In listening to her, I realized that for most of my life I’ve been approaching my faith journey as 50% have-to’s and about 50% of personal want-to’s. And I began to envy her enthusiasm for her faith and her dedication to the worship of her Allah out of a heart of pure desire untainted by drudgery. If I’m honest with myself I have to admit I’ve never had that level of dedication to my God. But I want that kind of pure desire of worshiping my God. In fact, I crave that joy of faith.
Another lady who was there was an American who was raised in a Christian home. I was curious as to her story and personal journey of faith. And so I asked her what drew her to the Islamic faith. Her response was intriguing. She said what drew her was the fact that the Muslims incorporated their faith into every area of their life. It’s not just about Sunday morning rituals and church rules. It’s about every day living out the tenets of their faith, practical applications of the five pillars of Islam. It saddened me that Christianity didn’t have the same connotation for her. What stood out to me is that she embraced what was calling her even though it meant strained family relationships and the breakdown of her marriage. Her eyes looked at peace and happy and eyes don’t lie. She said two years ago she finally came to terms that life is short and finally you have to take that step and come into the space of being on the outside who you’ve known all along you are on the inside no matter the cost. I asked her if she wears her hijab all the time or just for worship like some of the ladies said they do. She said with the recent tensions and biases toward the Muslims since the election, she decided she wants to visibly identify herself as Muslim. Because she said she realized that she was taking the chicken way out since who would guess a blond American woman as being Muslim so now she wears her hijab all the time.

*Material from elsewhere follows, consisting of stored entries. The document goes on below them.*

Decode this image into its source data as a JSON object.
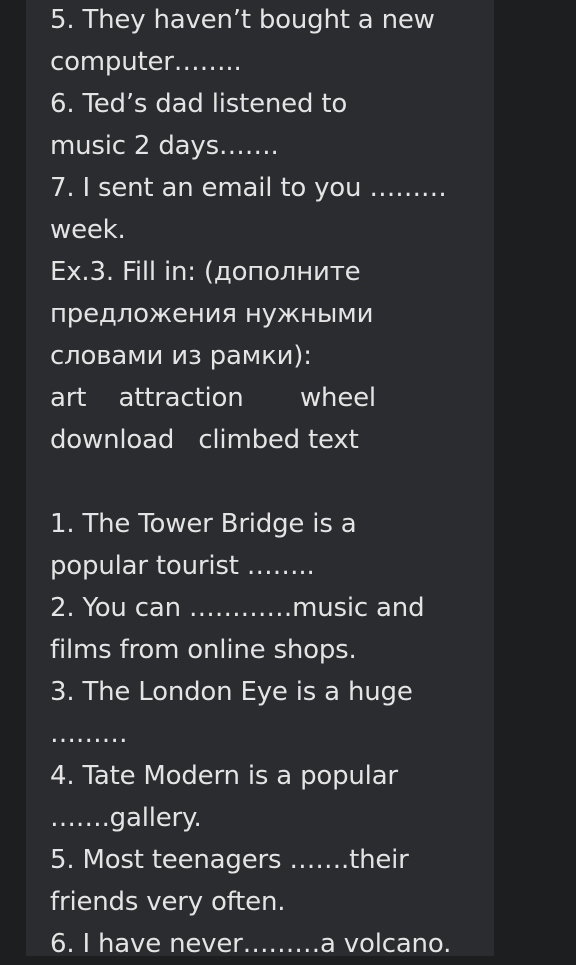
{
  "lines": [
    "5. They haven’t bought a new",
    "computer……..",
    "6. Ted’s dad listened to",
    "music 2 days…….",
    "7. I sent an email to you ………",
    "week.",
    "Ex.3. Fill in: (дополните",
    "предложения нужными",
    "словами из рамки):",
    "art    attraction       wheel",
    "download   climbed text",
    "",
    "1. The Tower Bridge is a",
    "popular tourist ……..",
    "2. You can …………music and",
    "films from online shops.",
    "3. The London Eye is a huge",
    "………",
    "4. Tate Modern is a popular",
    "…….gallery.",
    "5. Most teenagers …….their",
    "friends very often.",
    "6. I have never………a volcano."
  ]
}
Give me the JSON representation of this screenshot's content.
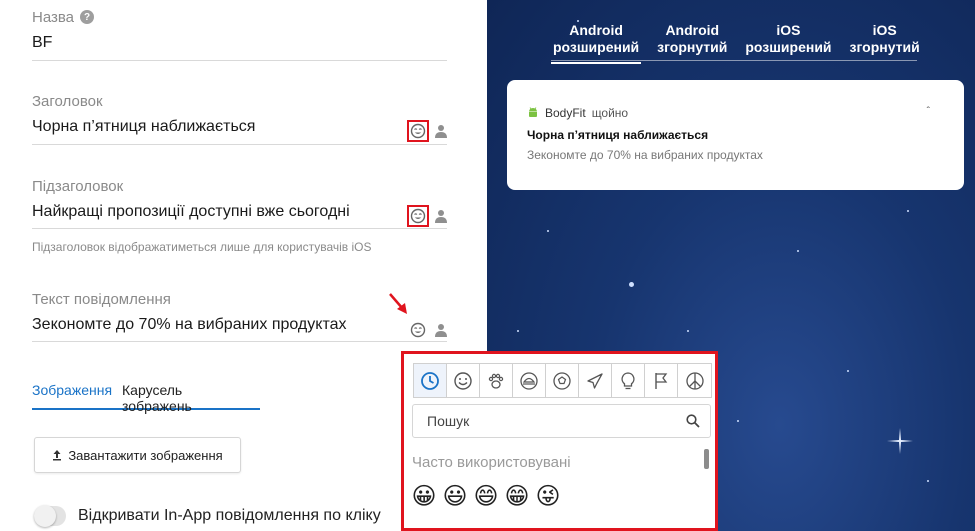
{
  "form": {
    "name": {
      "label": "Назва",
      "value": "BF"
    },
    "title": {
      "label": "Заголовок",
      "value": "Чорна п’ятниця наближається"
    },
    "subtitle": {
      "label": "Підзаголовок",
      "value": "Найкращі пропозиції доступні вже сьогодні",
      "hint": "Підзаголовок відображатиметься лише для користувачів iOS"
    },
    "message": {
      "label": "Текст повідомлення",
      "value": "Зекономте до 70% на вибраних продуктах"
    },
    "image_tabs": [
      {
        "label": "Зображення"
      },
      {
        "label": "Карусель зображень"
      }
    ],
    "upload_label": "Завантажити зображення",
    "toggle_label": "Відкривати In-App повідомлення по кліку"
  },
  "preview": {
    "tabs": [
      {
        "line1": "Android",
        "line2": "розширений"
      },
      {
        "line1": "Android",
        "line2": "згорнутий"
      },
      {
        "line1": "iOS",
        "line2": "розширений"
      },
      {
        "line1": "iOS",
        "line2": "згорнутий"
      }
    ],
    "notification": {
      "app": "BodyFit",
      "time": "щойно",
      "title": "Чорна п’ятниця наближається",
      "body": "Зекономте до 70% на вибраних продуктах"
    }
  },
  "emoji_picker": {
    "categories": [
      "clock-icon",
      "smiley-icon",
      "paw-icon",
      "food-icon",
      "ball-icon",
      "plane-icon",
      "bulb-icon",
      "flag-icon",
      "peace-icon"
    ],
    "search_placeholder": "Пошук",
    "section_title": "Часто використовувані",
    "emojis": [
      "😀",
      "😃",
      "😄",
      "😁",
      "😜"
    ]
  },
  "colors": {
    "accent": "#1a73c7",
    "highlight": "#e0141e",
    "preview_bg": "#17356f"
  }
}
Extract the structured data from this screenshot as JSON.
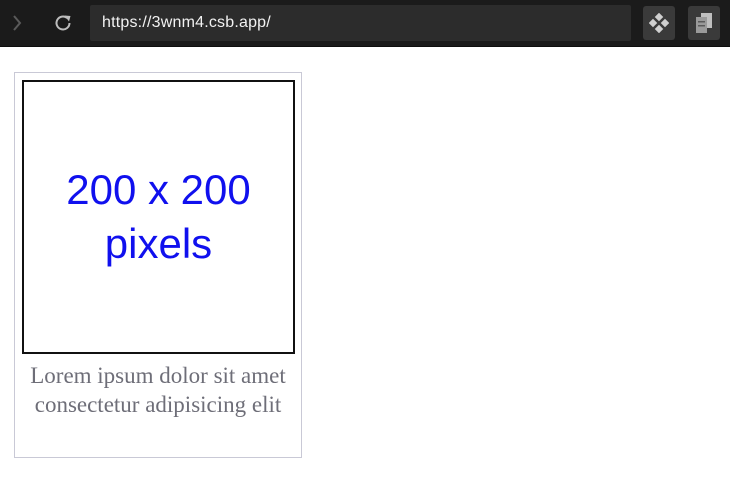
{
  "browser": {
    "url": "https://3wnm4.csb.app/",
    "icons": {
      "forward": "chevron-right-icon",
      "reload": "reload-icon",
      "extension_1": "puzzle-icon",
      "extension_2": "copy-icon"
    }
  },
  "page": {
    "image_placeholder": {
      "line1": "200 x 200",
      "line2": "pixels",
      "color": "#1010ee"
    },
    "caption": "Lorem ipsum dolor sit amet consectetur adipisicing elit"
  }
}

The way she was all in with her faith really challenged me and convicted me. I currently am struggling with my faith journey and feel at odds within myself and the outward expressions of my faith. I realized that I too need to take that step and say, “this is who I am and this is where I am currently”. Pretending to be someone that I’m not and believe something that I don’t only heightens the tension within and is not conducive to really living out my faith before God. The fact that when I look at my eyes, I don’t see the peace and joy radiating like I saw in her, jolted me to face reality. Is this space going to be easy to step into? Absolutely not! But the question that I’m now wrestling with is this – do I have the kind of strong desire to enhance my relationship with Jesus that I’ll take that hard leap and follow the beckoning of my God? No matter the cost, no matter what others say. Regardless if others feel they know better how God is calling me. Regardless if others try to make me doubt the calling of God.
Is this process/journey going to take time? Yes, because no genuine journey is easy and streamlined. Seeking the true God and following his calling is at first a wilderness experience. And there’s difficult, dry times of feeling lost and alone. Times when you question the direction you’re headed; times when you lose the sound of the voice of God.
But I firmly believe there’s also times of reaching an oasis just when needed to be able to keep on. Wells of refreshment where Jesus is sitting and waiting to talk with me. And so I keep taking one step at a time and I cling desperately to the hope that the wilderness ends, the journey becomes vibrant. And one day, I too will have confident peace and vibrant joy that invites others to enter into the challenges of their faith journey.